2. Comment évaluer le rôle de l’expertise internationale et de la circulation des normes sans nécessairement glisser sur le terrain conceptuel du « nomadisme » ? Quels en sont les contenus et les effets, les difficultés de coordination et les contreperformances, auprès de responsables urbains ou de citadins les uns comme les autres identifiés comme « cibles » d’intervention ?
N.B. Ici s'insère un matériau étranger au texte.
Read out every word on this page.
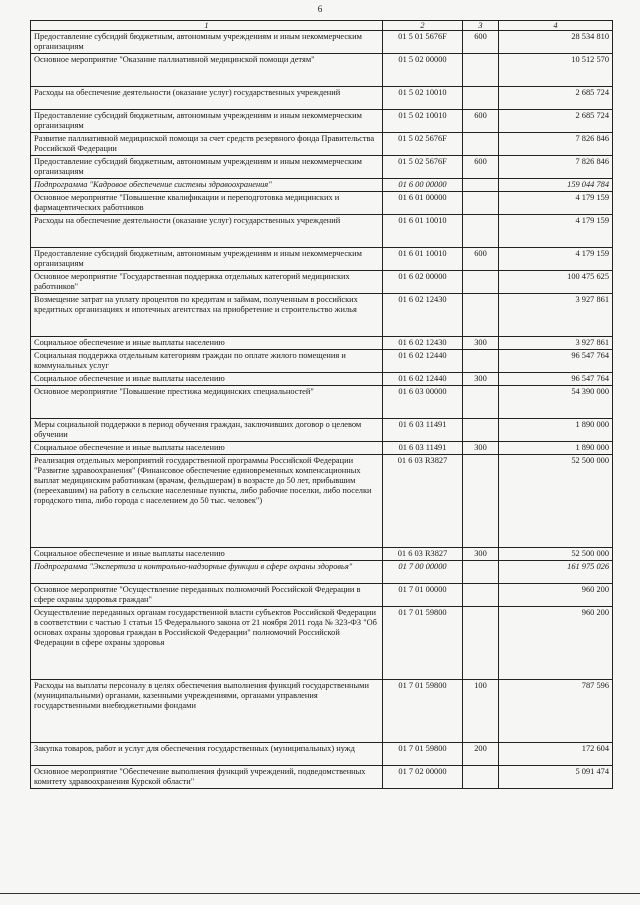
6
1	2	3	4
Предоставление субсидий бюджетным, автономным учреждениям и иным некоммерческим организациям	01 5 01 5676F	600	28 534 810
Основное мероприятие "Оказание паллиативной медицинской помощи детям"	01 5 02 00000		10 512 570
Расходы на обеспечение деятельности (оказание услуг) государственных учреждений	01 5 02 10010		2 685 724
Предоставление субсидий бюджетным, автономным учреждениям и иным некоммерческим организациям	01 5 02 10010	600	2 685 724
Развитие паллиативной медицинской помощи за счет средств резервного фонда Правительства Российской Федерации	01 5 02 5676F		7 826 846
Предоставление субсидий бюджетным, автономным учреждениям и иным некоммерческим организациям	01 5 02 5676F	600	7 826 846
Подпрограмма "Кадровое обеспечение системы здравоохранения"	01 6 00 00000		159 044 784
Основное мероприятие "Повышение квалификации и переподготовка медицинских и фармацевтических работников	01 6 01 00000		4 179 159
Расходы на обеспечение деятельности (оказание услуг) государственных учреждений	01 6 01 10010		4 179 159
Предоставление субсидий бюджетным, автономным учреждениям и иным некоммерческим организациям	01 6 01 10010	600	4 179 159
Основное мероприятие "Государственная поддержка отдельных категорий медицинских работников"	01 6 02 00000		100 475 625
Возмещение затрат на уплату процентов по кредитам и займам, полученным в российских кредитных организациях и ипотечных агентствах на приобретение и строительство жилья	01 6 02 12430		3 927 861
Социальное обеспечение и иные выплаты населению	01 6 02 12430	300	3 927 861
Социальная поддержка отдельным категориям граждан по оплате жилого помещения и коммунальных услуг	01 6 02 12440		96 547 764
Социальное обеспечение и иные выплаты населению	01 6 02 12440	300	96 547 764
Основное мероприятие "Повышение престижа медицинских специальностей"	01 6 03 00000		54 390 000
Меры социальной поддержки в период обучения граждан, заключивших договор о целевом обучении	01 6 03 11491		1 890 000
Социальное обеспечение и иные выплаты населению	01 6 03 11491	300	1 890 000
Реализация отдельных мероприятий государственной программы Российской Федерации "Развитие здравоохранения" (Финансовое обеспечение единовременных компенсационных выплат медицинским работникам (врачам, фельдшерам) в возрасте до 50 лет, прибывшим (переехавшим) на работу в сельские населенные пункты, либо рабочие поселки, либо поселки городского типа, либо города с населением до 50 тыс. человек")	01 6 03 R3827		52 500 000
Социальное обеспечение и иные выплаты населению	01 6 03 R3827	300	52 500 000
Подпрограмма "Экспертиза и контрольно-надзорные функции в сфере охраны здоровья"	01 7 00 00000		161 975 026
Основное мероприятие "Осуществление переданных полномочий Российской Федерации в сфере охраны здоровья граждан"	01 7 01 00000		960 200
Осуществление переданных органам государственной власти субъектов Российской Федерации в соответствии с частью 1 статьи 15 Федерального закона от 21 ноября 2011 года № 323-ФЗ "Об основах охраны здоровья граждан в Российской Федерации" полномочий Российской Федерации в сфере охраны здоровья	01 7 01 59800		960 200
Расходы на выплаты персоналу в целях обеспечения выполнения функций государственными (муниципальными) органами, казенными учреждениями, органами управления государственными внебюджетными фондами	01 7 01 59800	100	787 596
Закупка товаров, работ и услуг для обеспечения государственных (муниципальных) нужд	01 7 01 59800	200	172 604
Основное мероприятие "Обеспечение выполнения функций учреждений, подведомственных комитету здравоохранения Курской области"	01 7 02 00000		5 091 474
3. Quel rôle la mobilisation du sol joue-t-elle enfin dans les déterminations et les hésitations de l’action publique ? La maîtrise foncière est-elle revendiquée par l’État ou pour le compte de nouveaux entrepreneurs de normes ? Sert-elle des intérêts municipaux ? De petits propriétaires restés rentiers ? La sécurisation de la propriété transforme-t-elle plus généralement les arguments du contrôle territorial en ville ?

Modalités de soumission

Le présent appel à contributions constitue l’argumentaire du séminaire annuel porté par Monique Bertrand (IRD-Département Sociétés : juin 2013-juin 2014), en partenariat avec la revue Géocarrefour. Celle-ci assurera la publication de textes qui en seront issus et d’autres articles proposés par la communauté scientifique, en concertation avec la coordinatrice du numéro, conformément aux normes éditoriales de la revue.

Les textes devront être soumis

au 30 septembre 2014

et seront sélectionnés selon la procédure d’évaluation habituelle de la revue.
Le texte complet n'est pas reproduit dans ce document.